We begged her for the photos, and she refused

Dear Amy: About five years ago, my mother gave each of her four daughters something from her home in preparation for a move.

Columnist Amy Dickinson (Bill Hogan / Chicago Tribune)

I received silver from the family because my surname matches the engraving. My two younger sisters received small trinkets and family heirlooms.

The problem is with our older sister, who received all the photo albums.

There are about eight of them, one dedicated to each of the daughters and the others to members of the extended family, our parents and ancestors.

Amy, this is my past!

Our sister will not share these photos. It will not bring them to family functions. It will not scan them and make copies for us. She doesn’t even want to acknowledge the fact that they exist.

The rest of us have asked her several times. We offer the purchase of new photo albums to replace when the photos fall from the original albums. She says it was given to her and there is nothing we can do about it.

My mom tried to reason with her, but she didn’t move. My father tried to reason with her before he passed away.

Well, now my kids don’t know any of their grandparents, great-grandparents or great-grandparents because of my older sister.

How can I make her see what she did to my family?

Injured in Ohio

Dear Hurt: His question is quite common: when distributing family heirlooms, a brother ends up with the entire collection of family photos; if they don’t share it, it can create a generation – or more – of resentment.

This could be avoided if elders did not treat family photos as an item, like a chifforobe passed down – to be left to a child. The photos must be distributed among the descendants, who can share or exchange them. That way, even if a brother refused to show or share his stock of photos, the other photos would still be in the family’s memory.

I think it’s possible – or likely – that your sister willfully want to hurt you and your other sisters.

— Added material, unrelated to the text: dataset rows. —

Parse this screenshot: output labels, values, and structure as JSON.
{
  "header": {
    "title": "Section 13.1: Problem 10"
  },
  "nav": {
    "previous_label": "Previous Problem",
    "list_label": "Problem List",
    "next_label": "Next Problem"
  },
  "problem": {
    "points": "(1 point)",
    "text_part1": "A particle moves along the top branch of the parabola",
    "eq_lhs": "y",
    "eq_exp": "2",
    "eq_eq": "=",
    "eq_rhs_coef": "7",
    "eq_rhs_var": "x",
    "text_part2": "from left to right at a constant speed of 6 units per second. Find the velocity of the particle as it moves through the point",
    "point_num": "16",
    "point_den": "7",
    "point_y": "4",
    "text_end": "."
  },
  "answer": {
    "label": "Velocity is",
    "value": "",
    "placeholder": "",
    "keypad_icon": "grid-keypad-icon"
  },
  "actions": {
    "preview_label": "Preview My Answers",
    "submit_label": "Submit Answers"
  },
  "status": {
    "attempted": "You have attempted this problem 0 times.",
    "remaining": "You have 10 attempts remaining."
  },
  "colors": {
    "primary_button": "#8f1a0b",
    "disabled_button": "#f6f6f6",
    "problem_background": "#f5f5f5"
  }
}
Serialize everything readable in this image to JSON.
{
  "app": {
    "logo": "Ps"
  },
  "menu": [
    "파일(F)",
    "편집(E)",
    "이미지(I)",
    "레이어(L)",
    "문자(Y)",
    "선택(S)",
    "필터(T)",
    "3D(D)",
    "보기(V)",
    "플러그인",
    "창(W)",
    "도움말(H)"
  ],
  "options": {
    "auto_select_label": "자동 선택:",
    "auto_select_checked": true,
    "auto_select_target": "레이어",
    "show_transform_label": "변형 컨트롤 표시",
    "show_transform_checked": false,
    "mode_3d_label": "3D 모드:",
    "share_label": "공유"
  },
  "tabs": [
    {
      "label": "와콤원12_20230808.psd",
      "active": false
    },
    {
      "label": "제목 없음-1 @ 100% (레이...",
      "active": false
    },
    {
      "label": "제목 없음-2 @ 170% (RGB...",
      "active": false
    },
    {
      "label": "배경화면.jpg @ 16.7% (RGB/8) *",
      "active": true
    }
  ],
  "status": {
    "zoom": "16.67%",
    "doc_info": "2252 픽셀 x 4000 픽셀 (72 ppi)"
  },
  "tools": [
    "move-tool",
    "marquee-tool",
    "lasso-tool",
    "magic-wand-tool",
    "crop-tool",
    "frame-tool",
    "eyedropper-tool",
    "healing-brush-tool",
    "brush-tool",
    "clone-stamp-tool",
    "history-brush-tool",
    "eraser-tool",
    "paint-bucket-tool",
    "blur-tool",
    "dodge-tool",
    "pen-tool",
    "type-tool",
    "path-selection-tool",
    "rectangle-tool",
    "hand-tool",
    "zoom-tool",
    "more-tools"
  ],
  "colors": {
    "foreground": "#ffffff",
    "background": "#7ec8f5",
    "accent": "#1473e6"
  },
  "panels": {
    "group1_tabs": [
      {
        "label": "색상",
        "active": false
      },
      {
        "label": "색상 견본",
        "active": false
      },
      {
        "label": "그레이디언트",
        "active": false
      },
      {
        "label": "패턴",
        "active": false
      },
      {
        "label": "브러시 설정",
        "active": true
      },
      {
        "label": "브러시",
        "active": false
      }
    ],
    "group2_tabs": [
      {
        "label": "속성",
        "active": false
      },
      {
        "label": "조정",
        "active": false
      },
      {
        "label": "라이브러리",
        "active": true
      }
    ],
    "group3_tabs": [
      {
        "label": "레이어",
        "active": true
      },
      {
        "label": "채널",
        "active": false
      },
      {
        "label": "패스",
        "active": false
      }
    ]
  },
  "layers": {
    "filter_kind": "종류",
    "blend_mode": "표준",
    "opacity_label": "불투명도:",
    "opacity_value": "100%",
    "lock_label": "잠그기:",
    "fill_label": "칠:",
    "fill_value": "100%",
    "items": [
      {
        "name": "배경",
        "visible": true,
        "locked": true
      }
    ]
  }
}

Could this be about you getting all the silver?

You and your sisters can offer to “exchange” various items they received to access the photos.

Otherwise, these photos were given to her, and I don’t think you have many resources to force her to share them.

Dear Amy: I recently decided to move back in with my mom and younger sister for the rest of the pandemic.

The problem is that I find myself thinking extremely unpleasant things about them, because they are both overweight.

I find myself thinking almost obsessively about how disgusting their bodies are and feeling irritated by the way they eat and their unhealthy lifestyle.

Perhaps part of it comes from the fact that I was nervous about my own weight – even more so during the pandemic.

Do you have any advice on how to be kinder and less critical? How to get space for petty and prejudiced thought patterns? I don’t want to be like that.

I have a therapist, but I actually think I was ashamed to be honest about how ugly my internal monologue is, because I am disgusted with him.